There are a number of broad overviews of European colonial conquest in Africa. Hobson 1902 offers a contemporary view, Robinson and Gallagher 1961 explains colonialism in strategic terms, Lenin 1963 places colonialism within a Marxist framework, Hopkins 1973 looks specifically at West Africa, Farwell 1985 focuses on the British role, Boahen 1990 offers a broad synthesis of the scholarship up to that time, Pakenham 1991 presents an epic narrative, and Vandervort 1998 emphasizes the military aspects of the conquest by condensing the relevant literature. Press 2017 looks at private empire building and fraudulently obtained treaties during the Scramble.

  • Boahen, A. Adu, ed. General History of Africa, VII: Africa under Colonial Domination, 1880–1935. London: James Currey, 1990.

    A broad but detailed overview that constitutes part of a much larger chronicle of African history assembled by the United Nations Educational, Scientific and Cultural Organization (UNESCO).

  • Farwell, Byron. Queen Victoria’s Little Wars. London: W.W. Norton, 1985.

    Originally published in 1973, this book presents a concise overview of Britain’s colonial wars during the mid- to late nineteenth century, many of which happened in Africa.

  • Hobson, John. Imperialism: A Study. London: George Allen and Unwin, 1902.

    The first attempt to explain the Scramble for Africa, published when it was still happening. A British social reformer, Hobson saw the new imperialism of his time as resulting from the decline of wholesome small-scale capitalism and the rise of greedy magnates like Cecil Rhodes.

  • Hopkins, A. G. An Economic History of West Africa. New York: Columbia University Press, 1973.

    A scholarly and highly regarded study that sees the conquest of West Africa as rooted in the economic depression of the 1870s, which made European merchants want to cut their costs by undermining African intermediaries in the old coastal trade and gaining direct control over the sources of raw materials.

  • Lenin, V. I. Imperialism: The Highest Stage of Capitalism. Moscow: Progress Publishers, 1963.

    First published in 1917, Lenin’s pamphlet should be seen within the context of the First World War and his revolutionary agenda.
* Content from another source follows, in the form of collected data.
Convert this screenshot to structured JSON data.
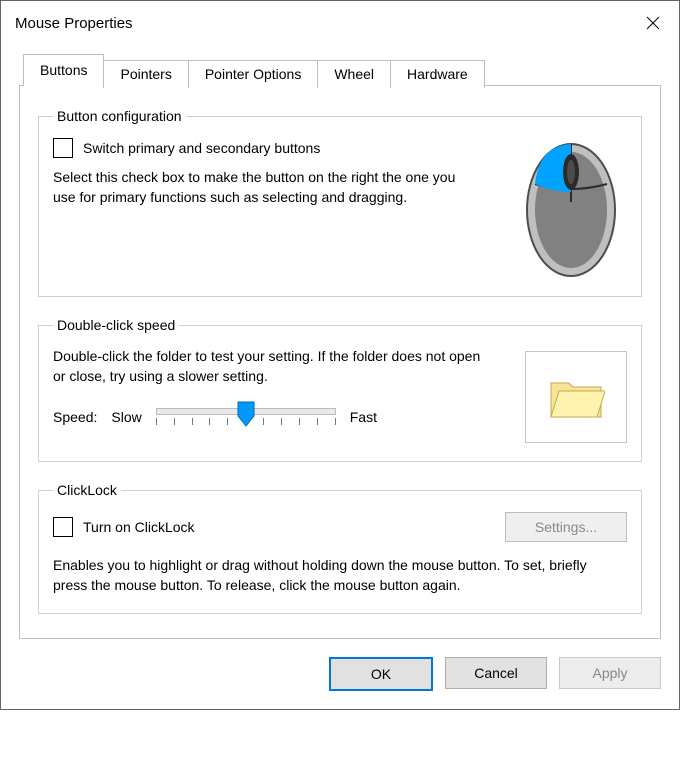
{
  "window": {
    "title": "Mouse Properties"
  },
  "tabs": [
    {
      "label": "Buttons",
      "active": true
    },
    {
      "label": "Pointers",
      "active": false
    },
    {
      "label": "Pointer Options",
      "active": false
    },
    {
      "label": "Wheel",
      "active": false
    },
    {
      "label": "Hardware",
      "active": false
    }
  ],
  "button_config": {
    "legend": "Button configuration",
    "checkbox_label": "Switch primary and secondary buttons",
    "checked": false,
    "description": "Select this check box to make the button on the right the one you use for primary functions such as selecting and dragging."
  },
  "double_click": {
    "legend": "Double-click speed",
    "description": "Double-click the folder to test your setting. If the folder does not open or close, try using a slower setting.",
    "speed_label": "Speed:",
    "slow_label": "Slow",
    "fast_label": "Fast",
    "slider_value": 5,
    "slider_min": 0,
    "slider_max": 10
  },
  "clicklock": {
    "legend": "ClickLock",
    "checkbox_label": "Turn on ClickLock",
    "checked": false,
    "settings_button": "Settings...",
    "description": "Enables you to highlight or drag without holding down the mouse button. To set, briefly press the mouse button. To release, click the mouse button again."
  },
  "buttons": {
    "ok": "OK",
    "cancel": "Cancel",
    "apply": "Apply"
  }
}
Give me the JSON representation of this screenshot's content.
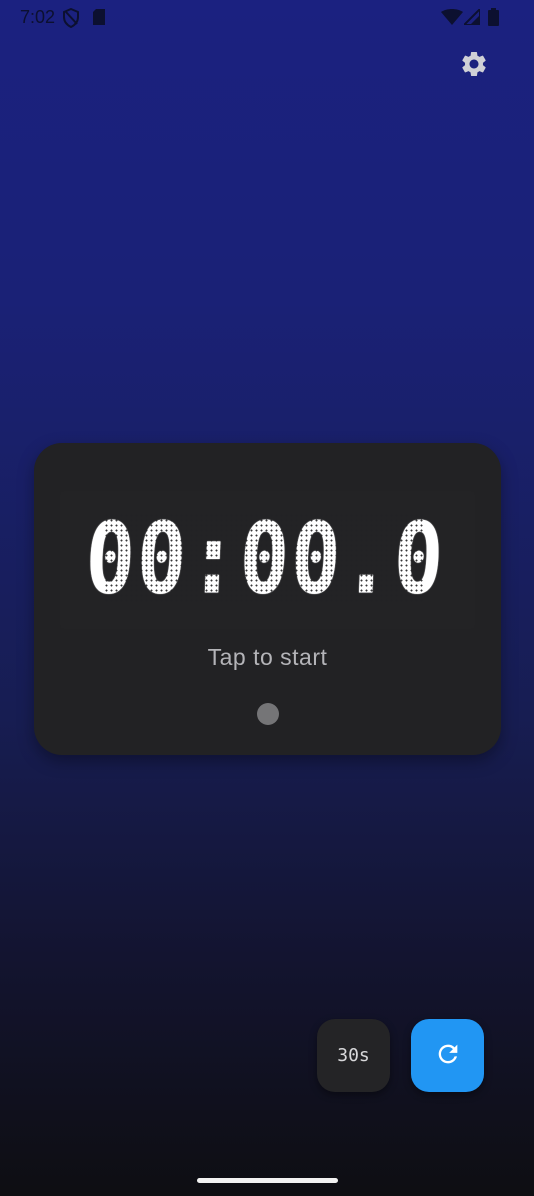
{
  "status_bar": {
    "time": "7:02",
    "icons": [
      "shield-icon",
      "sd-card-icon",
      "wifi-icon",
      "cellular-icon",
      "battery-icon"
    ]
  },
  "header": {
    "settings_icon": "gear-icon"
  },
  "timer": {
    "display": "00:00.0",
    "hint": "Tap to start"
  },
  "actions": {
    "preset_label": "30s",
    "reset_icon": "refresh-icon"
  },
  "colors": {
    "accent": "#2196f3",
    "card": "#222224",
    "background_top": "#1b2180",
    "background_bottom": "#0e0e12"
  }
}
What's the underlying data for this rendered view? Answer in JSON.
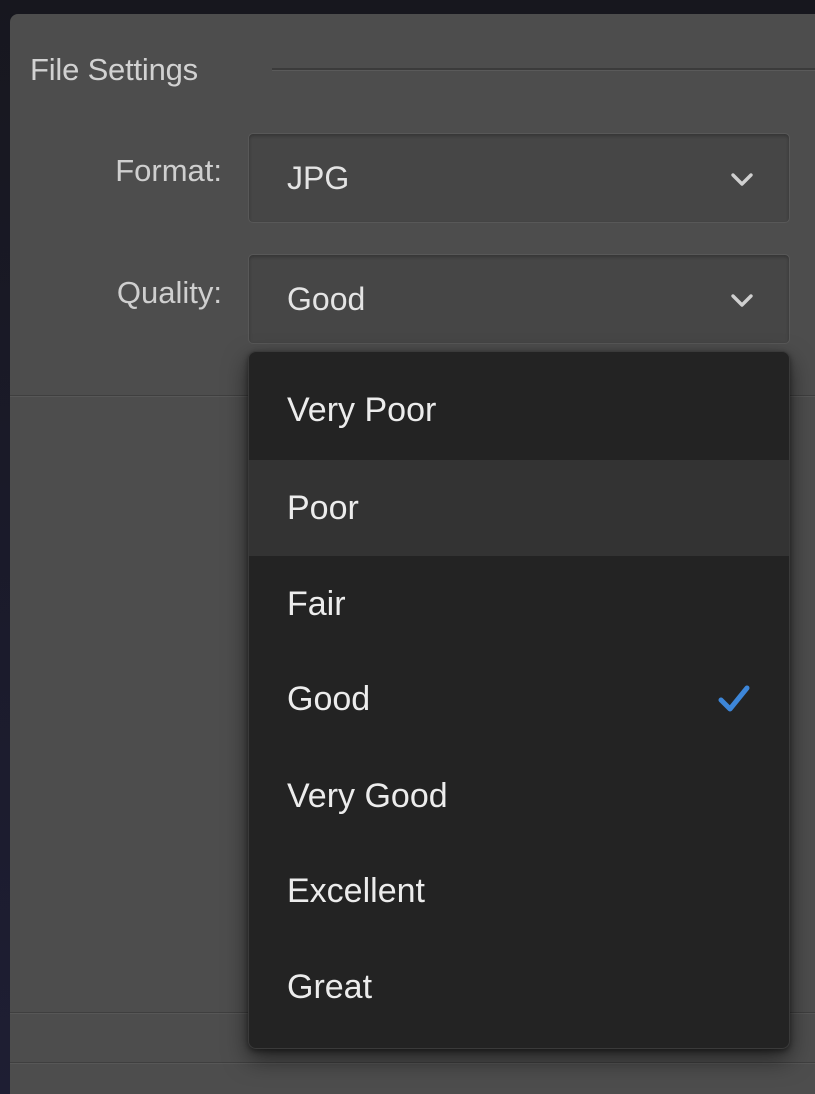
{
  "section": {
    "title": "File Settings"
  },
  "format": {
    "label": "Format:",
    "value": "JPG",
    "icon": "chevron-down-icon"
  },
  "quality": {
    "label": "Quality:",
    "value": "Good",
    "icon": "chevron-down-icon"
  },
  "quality_menu": {
    "hovered": "Poor",
    "selected": "Good",
    "check_icon": "checkmark-icon",
    "check_color": "#3d86d8",
    "options": [
      "Very Poor",
      "Poor",
      "Fair",
      "Good",
      "Very Good",
      "Excellent",
      "Great"
    ]
  }
}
He regarded the Scramble for Africa as evidence that the capitalist system was pulling itself apart in the search for new areas to invest surplus capital.
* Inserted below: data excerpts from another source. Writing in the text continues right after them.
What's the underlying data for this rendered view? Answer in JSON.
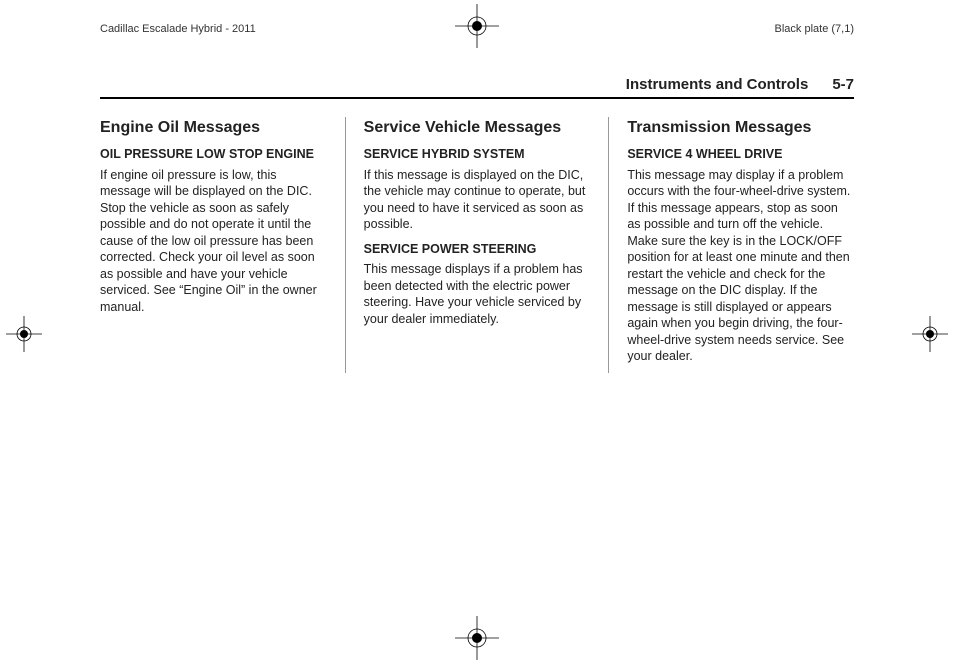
{
  "meta": {
    "vehicle": "Cadillac Escalade Hybrid - 2011",
    "plate": "Black plate (7,1)"
  },
  "header": {
    "section": "Instruments and Controls",
    "page": "5-7"
  },
  "columns": [
    {
      "title": "Engine Oil Messages",
      "blocks": [
        {
          "heading": "OIL PRESSURE LOW STOP ENGINE",
          "body": "If engine oil pressure is low, this message will be displayed on the DIC. Stop the vehicle as soon as safely possible and do not operate it until the cause of the low oil pressure has been corrected. Check your oil level as soon as possible and have your vehicle serviced. See “Engine Oil” in the owner manual."
        }
      ]
    },
    {
      "title": "Service Vehicle Messages",
      "blocks": [
        {
          "heading": "SERVICE HYBRID SYSTEM",
          "body": "If this message is displayed on the DIC, the vehicle may continue to operate, but you need to have it serviced as soon as possible."
        },
        {
          "heading": "SERVICE POWER STEERING",
          "body": "This message displays if a problem has been detected with the electric power steering. Have your vehicle serviced by your dealer immediately."
        }
      ]
    },
    {
      "title": "Transmission Messages",
      "blocks": [
        {
          "heading": "SERVICE 4 WHEEL DRIVE",
          "body": "This message may display if a problem occurs with the four-wheel-drive system. If this message appears, stop as soon as possible and turn off the vehicle. Make sure the key is in the LOCK/OFF position for at least one minute and then restart the vehicle and check for the message on the DIC display. If the message is still displayed or appears again when you begin driving, the four-wheel-drive system needs service. See your dealer."
        }
      ]
    }
  ]
}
  • Pakenham, Thomas. The Scramble for Africa: White Man’s Conquest of the Dark Continent, 1876–1912. New York: HarperCollins, 1991.
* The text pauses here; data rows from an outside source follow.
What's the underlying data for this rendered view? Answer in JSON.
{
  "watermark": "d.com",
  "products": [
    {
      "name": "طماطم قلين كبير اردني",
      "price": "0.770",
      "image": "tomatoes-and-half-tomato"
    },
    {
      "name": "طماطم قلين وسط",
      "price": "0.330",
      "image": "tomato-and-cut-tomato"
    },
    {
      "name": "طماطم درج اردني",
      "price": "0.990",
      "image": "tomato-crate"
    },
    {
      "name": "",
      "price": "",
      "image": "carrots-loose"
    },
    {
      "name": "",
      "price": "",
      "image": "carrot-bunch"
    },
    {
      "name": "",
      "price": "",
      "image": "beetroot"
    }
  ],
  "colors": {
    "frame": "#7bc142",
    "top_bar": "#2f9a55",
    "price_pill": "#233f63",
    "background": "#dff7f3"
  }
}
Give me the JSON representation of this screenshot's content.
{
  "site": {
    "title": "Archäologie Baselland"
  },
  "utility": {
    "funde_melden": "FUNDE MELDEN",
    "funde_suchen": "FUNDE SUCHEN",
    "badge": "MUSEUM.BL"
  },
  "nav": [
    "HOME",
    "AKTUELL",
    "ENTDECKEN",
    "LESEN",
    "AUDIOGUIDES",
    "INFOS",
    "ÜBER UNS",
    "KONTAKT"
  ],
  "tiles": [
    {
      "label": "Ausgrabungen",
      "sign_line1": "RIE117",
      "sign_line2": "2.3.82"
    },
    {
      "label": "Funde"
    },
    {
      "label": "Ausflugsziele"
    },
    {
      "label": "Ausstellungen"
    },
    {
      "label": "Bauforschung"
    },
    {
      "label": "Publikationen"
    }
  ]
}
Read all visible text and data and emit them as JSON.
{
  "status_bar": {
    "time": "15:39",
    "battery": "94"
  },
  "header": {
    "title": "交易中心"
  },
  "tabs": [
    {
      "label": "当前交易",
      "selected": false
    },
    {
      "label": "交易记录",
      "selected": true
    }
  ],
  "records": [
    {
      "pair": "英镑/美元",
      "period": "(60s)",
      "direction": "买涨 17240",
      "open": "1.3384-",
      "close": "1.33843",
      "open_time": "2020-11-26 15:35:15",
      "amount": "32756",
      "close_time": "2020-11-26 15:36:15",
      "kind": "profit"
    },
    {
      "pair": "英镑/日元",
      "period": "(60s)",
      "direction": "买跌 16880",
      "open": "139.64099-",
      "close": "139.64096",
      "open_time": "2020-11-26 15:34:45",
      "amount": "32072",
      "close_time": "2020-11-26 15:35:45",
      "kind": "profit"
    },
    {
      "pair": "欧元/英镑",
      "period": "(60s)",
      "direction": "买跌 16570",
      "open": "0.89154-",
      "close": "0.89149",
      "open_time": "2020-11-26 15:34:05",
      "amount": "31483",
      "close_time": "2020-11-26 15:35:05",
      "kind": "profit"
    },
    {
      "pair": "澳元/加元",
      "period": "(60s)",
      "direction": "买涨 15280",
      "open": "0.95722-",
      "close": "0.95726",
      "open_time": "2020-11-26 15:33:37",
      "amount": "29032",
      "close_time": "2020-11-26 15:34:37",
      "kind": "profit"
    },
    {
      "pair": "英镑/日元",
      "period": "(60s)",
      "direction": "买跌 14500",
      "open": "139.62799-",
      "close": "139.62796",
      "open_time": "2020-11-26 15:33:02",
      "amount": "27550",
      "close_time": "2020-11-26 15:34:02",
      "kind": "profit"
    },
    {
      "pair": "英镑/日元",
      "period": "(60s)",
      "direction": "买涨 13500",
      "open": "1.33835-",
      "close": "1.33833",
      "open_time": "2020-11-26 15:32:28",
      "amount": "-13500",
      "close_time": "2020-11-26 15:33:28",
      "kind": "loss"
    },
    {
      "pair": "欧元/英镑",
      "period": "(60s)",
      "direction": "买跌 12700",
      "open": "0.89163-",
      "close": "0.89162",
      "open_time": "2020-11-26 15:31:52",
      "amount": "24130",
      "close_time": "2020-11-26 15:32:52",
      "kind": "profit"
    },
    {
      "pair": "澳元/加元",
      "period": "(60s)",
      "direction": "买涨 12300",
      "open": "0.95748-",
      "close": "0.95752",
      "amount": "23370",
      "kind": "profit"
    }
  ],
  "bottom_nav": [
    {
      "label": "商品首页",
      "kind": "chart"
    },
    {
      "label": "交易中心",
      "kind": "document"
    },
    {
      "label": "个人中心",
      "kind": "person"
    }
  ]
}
    A popular history told in epic style.

  • Press, Steven. Rogue Empires: Contracts and Conmen in Europe’s Scramble for Africa. Cambridge, MA: Harvard University Press, 2017.

    DOI: 10.2307/j.ctt1n2tv5q

    Press identifies earlier private European empire-building in Borneo during the mid-1800s as the origin of revived chartered company intervention in Africa during the late nineteenth century that seemed to relieve European states of the economic burden of empire. The book emphasizes the various fraudulent agreements supposedly made between private European empire-builders and African leaders that were put forth as a legal justification for claiming colonies in Africa.

  • Robinson, Ronald, and John Gallagher. Africa and the Victorians: The Official Mind of Imperialism. London: Macmillan, 1961.

    DOI: 10.5040/9780755624140

    Rejecting Lenin’s economic approach, these British historians saw the Scramble as happening because of the desire by European powers to secure points of strategic importance such as the Cape and the Suez Canal, which resulted in a domino effect of similar territorial seizures.

  • Vandervort, Bruce. Wars of Imperial Conquest in Africa, 1830–1914. Bloomington: Indiana University Press, 1998.

    A scholarly yet accessible overview of the European military conquest of Africa.